I wrenched this cry from my psyche recently when I surrendered my bedroom to my newly-arrived mom, and tried to bed down myself on a living room sofa. In my nice apartment, four windows face Victorian cottages and gardens, one of the windows angled over Circuit avenue like a command booth for a daily parade, which it in fact happens to be. The room is endowed with a mansard roof line carved from a building that was once the Cottage City Library, built in 1895.

On the night in question, all windows stood open to the balmy night air. A ceiling fan spun to circulate the breeze.

Good night, Martha’s Vineyard!

I must have slept for two or three minutes between the thousand interruptions. Until two o’clock in the morning, night-crawlers carried on conversations as if projecting to an audience at the Globe — the original Globe.

“Freddie! Did you see that rotty? He found a pink ice cream glob outside Ben and Bill’s!”

“Look at this tweet!”

“Let’s go to Schmoopy’s!”

“Schmoopy’s at Schmelby’s!”

“Let’s go to Schmoopy’s anyway!”

“Cecil wants to know how to find us!”

“Don’t tell him! Turn that thing off!”

“I never turn it off!”

“Where are the hot chicks tonight? We got a hookup app?”

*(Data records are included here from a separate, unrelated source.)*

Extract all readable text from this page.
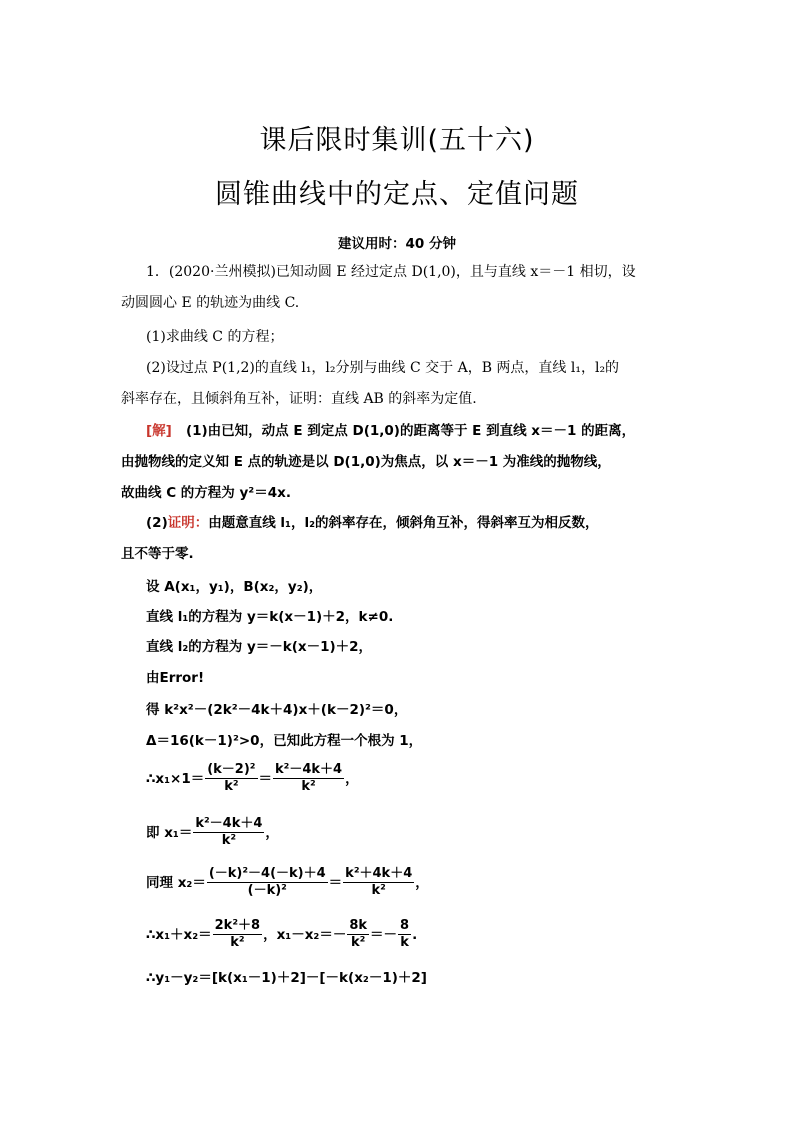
课后限时集训(五十六)
圆锥曲线中的定点、定值问题
建议用时：40 分钟
1．(2020·兰州模拟)已知动圆 E 经过定点 D(1,0)，且与直线 x＝－1 相切，设
动圆圆心 E 的轨迹为曲线 C.
(1)求曲线 C 的方程；
(2)设过点 P(1,2)的直线 l₁，l₂分别与曲线 C 交于 A，B 两点，直线 l₁，l₂的
斜率存在，且倾斜角互补，证明：直线 AB 的斜率为定值.
[解] (1)由已知，动点 E 到定点 D(1,0)的距离等于 E 到直线 x＝－1 的距离，
由抛物线的定义知 E 点的轨迹是以 D(1,0)为焦点，以 x＝－1 为准线的抛物线，
故曲线 C 的方程为 y²＝4x.
(2)证明：由题意直线 l₁，l₂的斜率存在，倾斜角互补，得斜率互为相反数，
且不等于零.
设 A(x₁，y₁)，B(x₂，y₂)，
直线 l₁的方程为 y＝k(x－1)＋2，k≠0.
直线 l₂的方程为 y＝－k(x－1)＋2，
由Error!
得 k²x²－(2k²－4k＋4)x＋(k－2)²＝0，
Δ＝16(k－1)²>0，已知此方程一个根为 1，
∴x₁×1＝ $\frac{\text{(k－2)²}}{\text{k²}} = \frac{\text{k²－4k＋4}}{\text{k²}}$ ，
即 $x_1= \frac{\text{k²－4k＋4}}{\text{k²}}$ ，
同理 $x_2= \frac{\text{(－k)²－4(－k)＋4}}{\text{(－k)²}} = \frac{\text{k²＋4k＋4}}{\text{k²}}$ ，
∴x₁＋x₂＝ $\frac{\text{2k²＋8}}{\text{k²}}$ ，$x_1-x_2=- \frac{8k}{\text{k²}} =- \frac{8}{k}$ .
∴y₁－y₂＝[k(x₁－1)＋2]－[－k(x₂－1)＋2]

“Who cares about chicks?! We want hot dudes!”

“I’m hot!”

“No, you’re not! Show of hands! Who thinks Louis is hot? You’re not hot, dude!”

This stirring chatter was intermixed with the caterwauls of amplified iPod tunes which, from a two-story height, sounded something like chunka baby chunka gloppa baby chunka wobba wobba . . .

But by far the worst disturbance of the peace was the bone-rattling vroom of motorcyclists who have, all over the Island, removed all modifying gear laid over exhaust pipes to let their machines explode in Fresh Hell Making.

Why do these bikers produce these diabolical noises?! Can Sigmund Freud explain it? Were they punished as children? Do they fear that in person, away from their rowdy wheels, they make too mild an impression? And why do they all think they can come here to act out?

The sound rips through the would-be sleeping bystander’s nervous system, thrumming up your spine, frazzling off your nerve-endings like sparklers on the Fourth of July.

The biker psychodrama ensued until three o’clock in the morning. I enjoyed at least two hours of restless, fevered sleep before the five and six a.m. trucks began to thunder up and down our roads, not only the main road, but all the roads, north, south, east and west, picking up trash, delivering bricks, running heavy-duty errands for Satan himself. Fresh Hell indeed.

Do more trucks ply Vineyard roads nowadays? Are they heavier? Do they need new diesel stacks? Has their aerodynamic drag picked up extra gravitas over the years?

Our own local noise pollution is worse than the continuous decibel volume in cities, and I’ll tell you why: Between the iPods and the diesel stacks and the Harley brain-bashers, we otherwise positively imbibe the silence. We can hear the birds — great big ornithological rackets of them. In the dead of the night, the foghorn off the West Chop light tolls, lulling our sleepy heads onto pillows.

I don’t know what to do about drunken fools who yak their heads off beneath our windows. But I do think it would be easy to control the noise from bikers if we put our hearts and minds to it. How hard would it be to require our Steamship guys — those poor, overworked fellows — to check each motorcycle rolling onto the ferry, to make sure that a good old-fashioned muffler rests over the exhaust valve? That’s all.

And if a motorcyclist is caught on-Island without a muffler, some awful example needs to be set. I won’t suggest a penalty for fear of revealing my own anti-social or sociopathic tendencies.

And as for the trucks, could we simply make a start and figure out why they’re such an insult to the senses, not only in the summer? Could we somehow get them to shut the heck up? Just a little bit?

My mother and I have made our own accommodations to the racket. I’ve constructed a little bivouac for myself with pillows and comforters, behind my office nook adjoining the bedroom.

My mom leaves her hearing aids undisturbed in their case. She tells me she can watch trucks sail by under the windows, graceful and soundless as those famous Fantasia hippos in pink tutus — a total delight.

 

Gazette contributor Holly Nadler lives in Oak Bluffs.